By the way, in the above-mentioned throttle portion, the cross-sectional area is set to be substantially the same as that of the nozzle. Since the nozzle diameter is usually in the range of approximately 2-3 mm ² ,
The cross-sectional area of the narrowed portion is also set in this range, at most about 5 mm ² . Further, in the above description, in order to make the line resistance of the discharge line the same as that of the weft insertion side, a throttle portion having the same cross-sectional area as that of the nozzle was provided. The member may be mounted in the conduit.

In the embodiment shown, a throttle is provided at the connection between the discharge line and the switching valve. However, the present invention is not limited to this, and the desired purpose can be achieved regardless of the position in the discharge line.

The switching valve may be either a mechanical drive type (such as a cam) as shown in the figure or an electromagnetic drive type (such as a solenoid). Further, the type of the weft insertion device is not limited to the one described above.
It may be of the type disclosed in US Pat. No. 29344.

[0020]

According to the present invention, the state of the flow of water in the pipeline at the time of discharge is the same as that at the time of weft insertion.
Immediately after the discharge of the pump at the time of discharge is completed, the vicinity of the discharge port is not in a negative pressure state, so that no bubbles are generated in the pipeline and the subsequent weft insertion is very stable.

[Brief description of the drawings]

FIG. 1 is a front view showing the configuration of a multiple weft selection system of a water jet loom to which the present invention is applied.
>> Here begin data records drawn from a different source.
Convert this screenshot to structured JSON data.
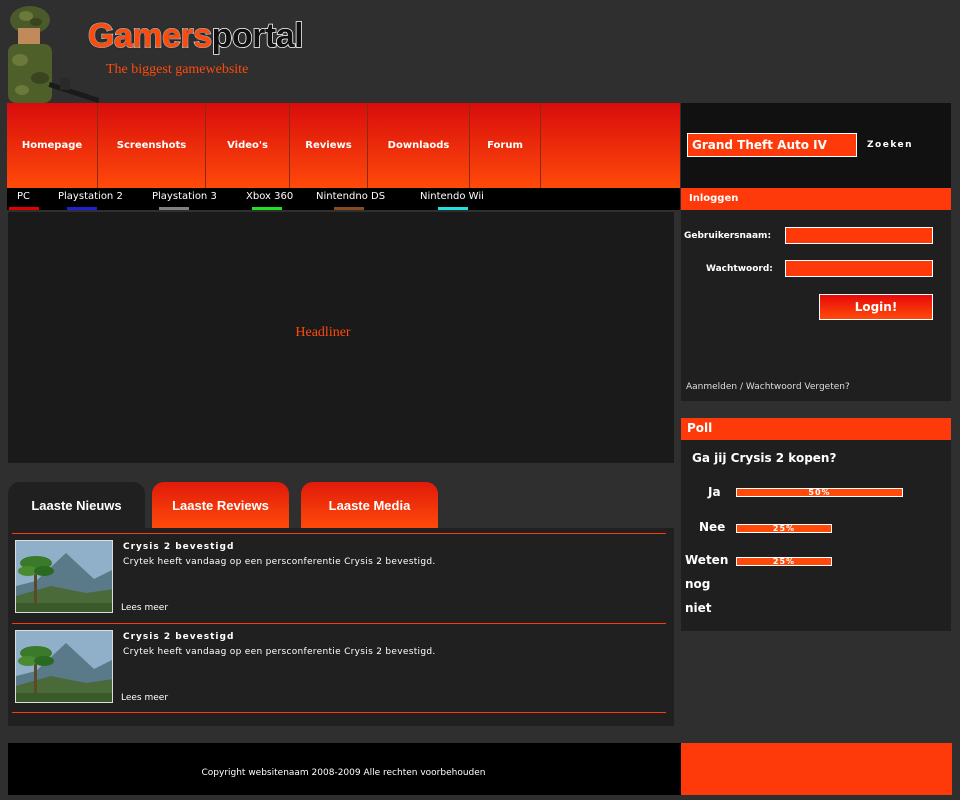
{
  "header": {
    "logo_part1": "Gamers",
    "logo_part2": "portal",
    "slogan": "The biggest gamewebsite"
  },
  "nav": {
    "items": [
      {
        "label": "Homepage"
      },
      {
        "label": "Screenshots"
      },
      {
        "label": "Video's"
      },
      {
        "label": "Reviews"
      },
      {
        "label": "Downlaods"
      },
      {
        "label": "Forum"
      }
    ]
  },
  "platforms": [
    {
      "label": "PC",
      "color": "#e00000"
    },
    {
      "label": "Playstation 2",
      "color": "#2020d0"
    },
    {
      "label": "Playstation 3",
      "color": "#808080"
    },
    {
      "label": "Xbox 360",
      "color": "#20e020"
    },
    {
      "label": "Nintendno DS",
      "color": "#8a4a20"
    },
    {
      "label": "Nintendo Wii",
      "color": "#20e0e0"
    }
  ],
  "headliner": {
    "label": "Headliner"
  },
  "tabs": [
    {
      "label": "Laaste Nieuws"
    },
    {
      "label": "Laaste Reviews"
    },
    {
      "label": "Laaste Media"
    }
  ],
  "news": [
    {
      "title": "Crysis 2 bevestigd",
      "text": "Crytek heeft vandaag op een persconferentie Crysis 2 bevestigd.",
      "read_more": "Lees meer"
    },
    {
      "title": "Crysis 2 bevestigd",
      "text": "Crytek heeft vandaag op een persconferentie Crysis 2 bevestigd.",
      "read_more": "Lees meer"
    }
  ],
  "search": {
    "value": "Grand Theft Auto IV",
    "button": "Zoeken"
  },
  "login": {
    "header": "Inloggen",
    "username_label": "Gebruikersnaam:",
    "password_label": "Wachtwoord:",
    "button": "Login!",
    "register_link": "Aanmelden",
    "separator": " / ",
    "forgot_link": "Wachtwoord Vergeten?"
  },
  "poll": {
    "header": "Poll",
    "question": "Ga jij Crysis 2 kopen?",
    "options": [
      {
        "label": "Ja",
        "percent_label": "50%",
        "percent": 50
      },
      {
        "label": "Nee",
        "percent_label": "25%",
        "percent": 25
      },
      {
        "label": "Weten nog niet",
        "percent_label": "25%",
        "percent": 25
      }
    ]
  },
  "footer": {
    "copyright": "Copyright websitenaam 2008-2009 Alle rechten voorbehouden"
  },
  "colors": {
    "accent": "#ff3a0a",
    "nav_top": "#d80c0c",
    "background": "#2f2f2f"
  }
}
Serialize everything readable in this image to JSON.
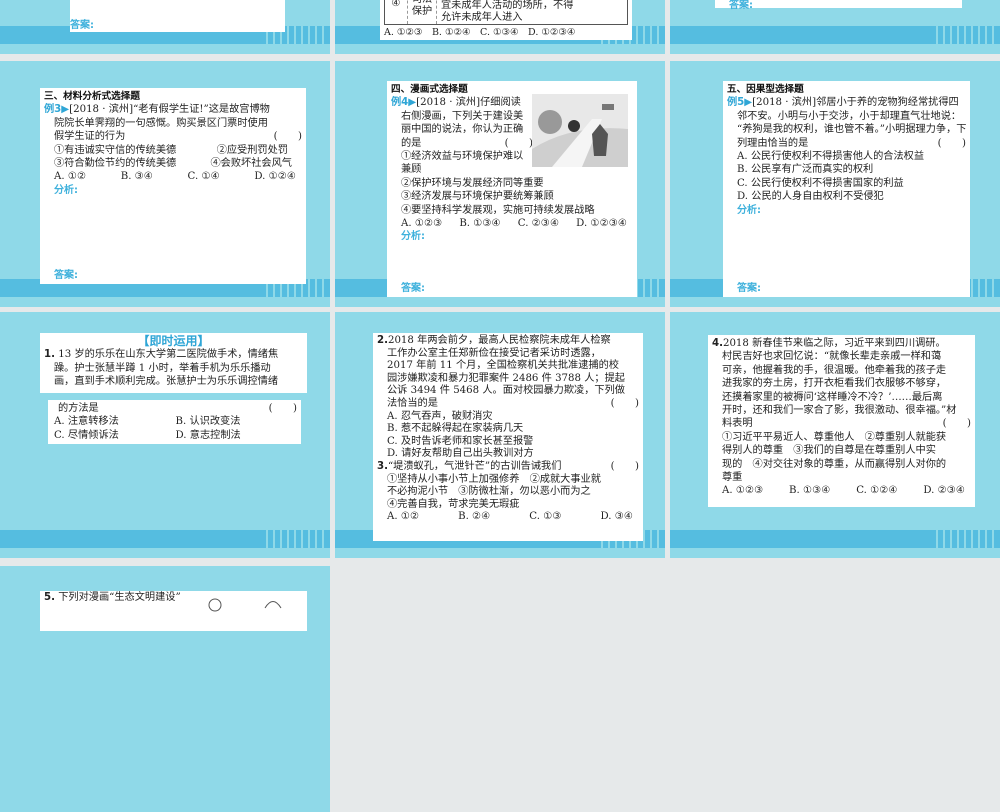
{
  "slides": {
    "s1": {
      "answer": "答案:"
    },
    "s2": {
      "cell_num": "④",
      "cell_label": "司法保护",
      "cell_text1": "宜未成年人活动的场所，不得",
      "cell_text2": "允许未成年人进入",
      "options": "A. ①②③　B. ①②④　C. ①③④　D. ①②③④"
    },
    "s3": {
      "answer": "答案:"
    },
    "s4": {
      "heading": "三、材料分析式选择题",
      "example": "例3▶",
      "lines": [
        "[2018 · 滨州]“老有假学生证!”这是故宫博物",
        "院院长单霁翔的一句感慨。购买景区门票时使用",
        "假学生证的行为"
      ],
      "bracket": "(　　)",
      "items": [
        "①有违诚实守信的传统美德",
        "②应受刑罚处罚",
        "③符合勤俭节约的传统美德",
        "④会败坏社会风气"
      ],
      "options": [
        "A. ①②",
        "B. ③④",
        "C. ①④",
        "D. ①②④"
      ],
      "analysis": "分析:",
      "answer": "答案:"
    },
    "s5": {
      "heading": "四、漫画式选择题",
      "example": "例4▶",
      "lines": [
        "[2018 · 滨州]仔细阅读",
        "右侧漫画，下列关于建设美",
        "丽中国的说法，你认为正确",
        "的是"
      ],
      "bracket": "(　　)",
      "items": [
        "①经济效益与环境保护难以",
        "兼顾",
        "②保护环境与发展经济同等重要",
        "③经济发展与环境保护要统筹兼顾",
        "④要坚持科学发展观，实施可持续发展战略"
      ],
      "options": [
        "A. ①②③",
        "B. ①③④",
        "C. ②③④",
        "D. ①②③④"
      ],
      "analysis": "分析:",
      "answer": "答案:"
    },
    "s6": {
      "heading": "五、因果型选择题",
      "example": "例5▶",
      "lines": [
        "[2018 · 滨州]邻居小于养的宠物狗经常扰得四",
        "邻不安。小明与小于交涉，小于却理直气壮地说：",
        "“养狗是我的权利，谁也管不着。”小明据理力争，下",
        "列理由恰当的是"
      ],
      "bracket": "(　　)",
      "options": [
        "A. 公民行使权利不得损害他人的合法权益",
        "B. 公民享有广泛而真实的权利",
        "C. 公民行使权利不得损害国家的利益",
        "D. 公民的人身自由权利不受侵犯"
      ],
      "analysis": "分析:",
      "answer": "答案:"
    },
    "s7": {
      "title": "【即时运用】",
      "num": "1.",
      "lines": [
        "13 岁的乐乐在山东大学第二医院做手术，情绪焦",
        "躁。护士张慧半蹲 1 小时，举着手机为乐乐播动",
        "画，直到手术顺利完成。张慧护士为乐乐调控情绪",
        "的方法是"
      ],
      "bracket": "(　　)",
      "options": [
        "A. 注意转移法",
        "B. 认识改变法",
        "C. 尽情倾诉法",
        "D. 意志控制法"
      ]
    },
    "s8": {
      "num2": "2.",
      "q2_lines": [
        "2018 年两会前夕，最高人民检察院未成年人检察",
        "工作办公室主任郑新俭在接受记者采访时透露，",
        "2017 年前 11 个月，全国检察机关共批准逮捕的校",
        "园涉嫌欺凌和暴力犯罪案件 2486 件 3788 人；提起",
        "公诉 3494 件 5468 人。面对校园暴力欺凌，下列做",
        "法恰当的是"
      ],
      "bracket": "(　　)",
      "q2_options": [
        "A. 忍气吞声，破财消灾",
        "B. 惹不起躲得起在家装病几天",
        "C. 及时告诉老师和家长甚至报警",
        "D. 请好友帮助自己出头教训对方"
      ],
      "num3": "3.",
      "q3_stem": "“堤溃蚁孔，气泄针芒”的古训告诫我们",
      "q3_lines": [
        "①坚持从小事小节上加强修养　②成就大事业就",
        "不必拘泥小节　③防微杜渐，勿以恶小而为之",
        "④完善自我，苛求完美无瑕疵"
      ],
      "q3_options": [
        "A. ①②",
        "B. ②④",
        "C. ①③",
        "D. ③④"
      ]
    },
    "s9": {
      "num": "4.",
      "lines": [
        "2018 新春佳节来临之际，习近平来到四川调研。",
        "村民吉好也求回忆说：“就像长辈走亲戚一样和蔼",
        "可亲，他握着我的手，很温暖。他牵着我的孩子走",
        "进我家的夯土房，打开衣柜看我们衣服够不够穿，",
        "还摸着家里的被褥问‘这样睡冷不冷？’……最后离",
        "开时，还和我们一家合了影，我很激动、很幸福。”材",
        "料表明"
      ],
      "bracket": "(　　)",
      "items": [
        "①习近平平易近人、尊重他人　②尊重别人就能获",
        "得别人的尊重　③我们的自尊是在尊重别人中实",
        "现的　④对交往对象的尊重，从而赢得别人对你的",
        "尊重"
      ],
      "options": [
        "A. ①②③",
        "B. ①③④",
        "C. ①②④",
        "D. ②③④"
      ]
    },
    "s10": {
      "num": "5.",
      "text": "下列对漫画“生态文明建设”"
    }
  }
}
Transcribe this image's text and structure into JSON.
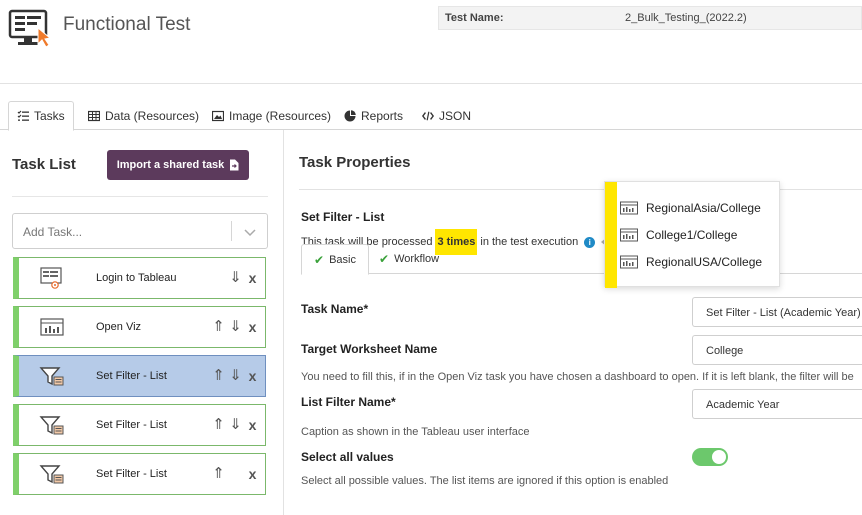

FIG. 2 is a partially sectional front view showing a main part of the weft selecting device of the present invention.

[Explanation of symbols]

 1, 1 'weft insertion nozzle 3, 3' nozzle side line 5, 5 'switching valve 7, 7' pump side line 9, 9 'pump 11, 11' discharge line

Continuation of the front page (58) Field surveyed (Int.Cl. ⁷ , DB name) D03D 47/32 D03D 47/38

Claims (1)

(57) [Claims] 1. A plurality of weft insertion nozzles corresponding to multicolor wefts, a pump provided for each of the weft insertion nozzles, and operated in conjunction with a main shaft of a loom; A discharge pipe branching from a pipe connecting the same, and a selection valve for switching the flow path of water sent from the pump in each case of selection and non-selection of the weft insertion nozzle,
When the weft insertion nozzle is selected for weft insertion, the water sent from the corresponding pump is supplied to the nozzle side to perform weft insertion, and when the weft insertion is not selected, water is discharged out of the system through the discharge pipe. A multicolor weft insertion device for a water jet loom, characterized in that a throttle portion having a sectional area substantially equal to the sectional area of the nozzle is provided in the discharge conduit.